Case of the Wheaton professor who wore a headscarf to show solidarity with Muslims

"We know the real God," a Christian minister told me when I interviewed him after the San Bernardino massacre. "God is not Allah."

“My job is to take a Muslim and turn him away from Muhammad, who is still dead, and turn him to Jesus Christ, who rose and sits at the right hand of God," another minister told me on that same reporting trip for The Christian Chronicle.

I thought about those comments as I read a developing story from the Chicago area.

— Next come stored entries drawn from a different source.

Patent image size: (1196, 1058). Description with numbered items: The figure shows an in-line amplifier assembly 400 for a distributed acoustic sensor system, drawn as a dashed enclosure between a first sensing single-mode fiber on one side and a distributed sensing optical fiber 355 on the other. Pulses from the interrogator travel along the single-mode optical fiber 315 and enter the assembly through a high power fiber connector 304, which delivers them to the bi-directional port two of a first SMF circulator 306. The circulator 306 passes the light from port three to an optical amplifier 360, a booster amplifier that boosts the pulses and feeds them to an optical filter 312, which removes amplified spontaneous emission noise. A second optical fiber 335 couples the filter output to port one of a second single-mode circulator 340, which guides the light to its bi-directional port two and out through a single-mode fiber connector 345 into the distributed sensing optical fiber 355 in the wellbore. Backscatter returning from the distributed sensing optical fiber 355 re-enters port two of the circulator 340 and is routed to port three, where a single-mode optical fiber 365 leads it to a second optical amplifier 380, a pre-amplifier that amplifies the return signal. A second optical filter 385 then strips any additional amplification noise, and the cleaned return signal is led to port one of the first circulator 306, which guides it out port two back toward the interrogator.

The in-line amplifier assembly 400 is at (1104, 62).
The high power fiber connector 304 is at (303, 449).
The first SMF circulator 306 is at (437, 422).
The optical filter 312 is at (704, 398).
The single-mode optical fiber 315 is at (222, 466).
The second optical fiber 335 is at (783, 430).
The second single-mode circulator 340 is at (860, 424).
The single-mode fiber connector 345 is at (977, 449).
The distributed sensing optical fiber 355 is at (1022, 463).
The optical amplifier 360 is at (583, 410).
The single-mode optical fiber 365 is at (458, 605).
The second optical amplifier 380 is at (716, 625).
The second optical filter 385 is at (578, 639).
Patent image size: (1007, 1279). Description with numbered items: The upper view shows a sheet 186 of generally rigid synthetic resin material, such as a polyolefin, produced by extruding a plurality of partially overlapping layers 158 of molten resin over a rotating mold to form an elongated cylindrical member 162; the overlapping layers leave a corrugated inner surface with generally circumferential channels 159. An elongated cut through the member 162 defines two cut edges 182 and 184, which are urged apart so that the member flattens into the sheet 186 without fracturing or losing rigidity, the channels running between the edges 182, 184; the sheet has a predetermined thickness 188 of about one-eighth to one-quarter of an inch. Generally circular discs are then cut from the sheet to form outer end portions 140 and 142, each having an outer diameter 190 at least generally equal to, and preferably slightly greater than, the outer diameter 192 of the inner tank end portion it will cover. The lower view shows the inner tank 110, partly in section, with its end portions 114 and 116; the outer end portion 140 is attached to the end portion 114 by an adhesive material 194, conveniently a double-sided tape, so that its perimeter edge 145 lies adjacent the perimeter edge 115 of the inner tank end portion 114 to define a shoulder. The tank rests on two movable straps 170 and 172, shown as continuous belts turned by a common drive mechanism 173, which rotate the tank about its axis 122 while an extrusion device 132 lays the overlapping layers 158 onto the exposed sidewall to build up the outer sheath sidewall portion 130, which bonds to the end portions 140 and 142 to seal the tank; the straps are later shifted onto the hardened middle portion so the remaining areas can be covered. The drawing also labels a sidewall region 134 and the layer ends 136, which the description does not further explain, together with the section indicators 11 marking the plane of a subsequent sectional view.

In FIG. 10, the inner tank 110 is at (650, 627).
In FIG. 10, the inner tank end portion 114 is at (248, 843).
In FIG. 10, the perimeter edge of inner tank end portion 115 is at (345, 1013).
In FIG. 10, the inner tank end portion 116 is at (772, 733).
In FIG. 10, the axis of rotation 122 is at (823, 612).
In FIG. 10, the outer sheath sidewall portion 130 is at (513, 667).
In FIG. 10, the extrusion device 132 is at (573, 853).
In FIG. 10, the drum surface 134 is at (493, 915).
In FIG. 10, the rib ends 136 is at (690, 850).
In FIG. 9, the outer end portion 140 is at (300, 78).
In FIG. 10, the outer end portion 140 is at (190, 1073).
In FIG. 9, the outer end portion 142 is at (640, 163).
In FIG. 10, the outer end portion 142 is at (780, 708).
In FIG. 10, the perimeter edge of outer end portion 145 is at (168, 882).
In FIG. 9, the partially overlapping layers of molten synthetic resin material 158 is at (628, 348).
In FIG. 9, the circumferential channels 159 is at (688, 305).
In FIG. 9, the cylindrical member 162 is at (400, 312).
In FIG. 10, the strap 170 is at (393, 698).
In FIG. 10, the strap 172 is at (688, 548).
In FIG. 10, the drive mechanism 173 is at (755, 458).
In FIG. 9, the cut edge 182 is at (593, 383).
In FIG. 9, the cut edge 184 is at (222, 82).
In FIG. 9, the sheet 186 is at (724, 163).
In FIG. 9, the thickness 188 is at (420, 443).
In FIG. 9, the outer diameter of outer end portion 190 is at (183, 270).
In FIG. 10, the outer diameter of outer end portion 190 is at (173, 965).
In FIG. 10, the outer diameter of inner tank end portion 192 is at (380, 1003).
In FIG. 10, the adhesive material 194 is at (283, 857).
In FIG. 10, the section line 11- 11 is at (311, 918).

Manya Brachear Pashman, the talented Godbeat pro for the Chicago Tribune (and the new president of the Religion Newswriters Association), reported the news this morning.

The top of her story:

A tenured Wheaton College professor who, as part of her Christian Advent devotion, donned a traditional headscarf to show solidarity with Muslims has been placed on administrative leave.
Larycia Hawkins, a political science professor at the private evangelical Christian college in Chicago's west suburbs, announced last week that she would wear the veil to show support for Muslims who have been under greater scrutiny since mass shootings in Paris and San Bernardino, Calif.
"I stand in religious solidarity with Muslims because they, like me, a Christian, are people of the book," she posted on Facebook.
But it was that explanation of her gesture that concerned some evangelical Christians, who read her statement as a conflation of Christian and Muslim theology.
"While Islam and Christianity are both monotheistic, we believe there are fundamental differences between the two faiths, including what they teach about God's revelation to humanity, the nature of God, the path to salvation and the life of prayer," Wheaton College said in a statement.

That's a nice, evenhanded summary that, it seems to me, fairly quotes both sides.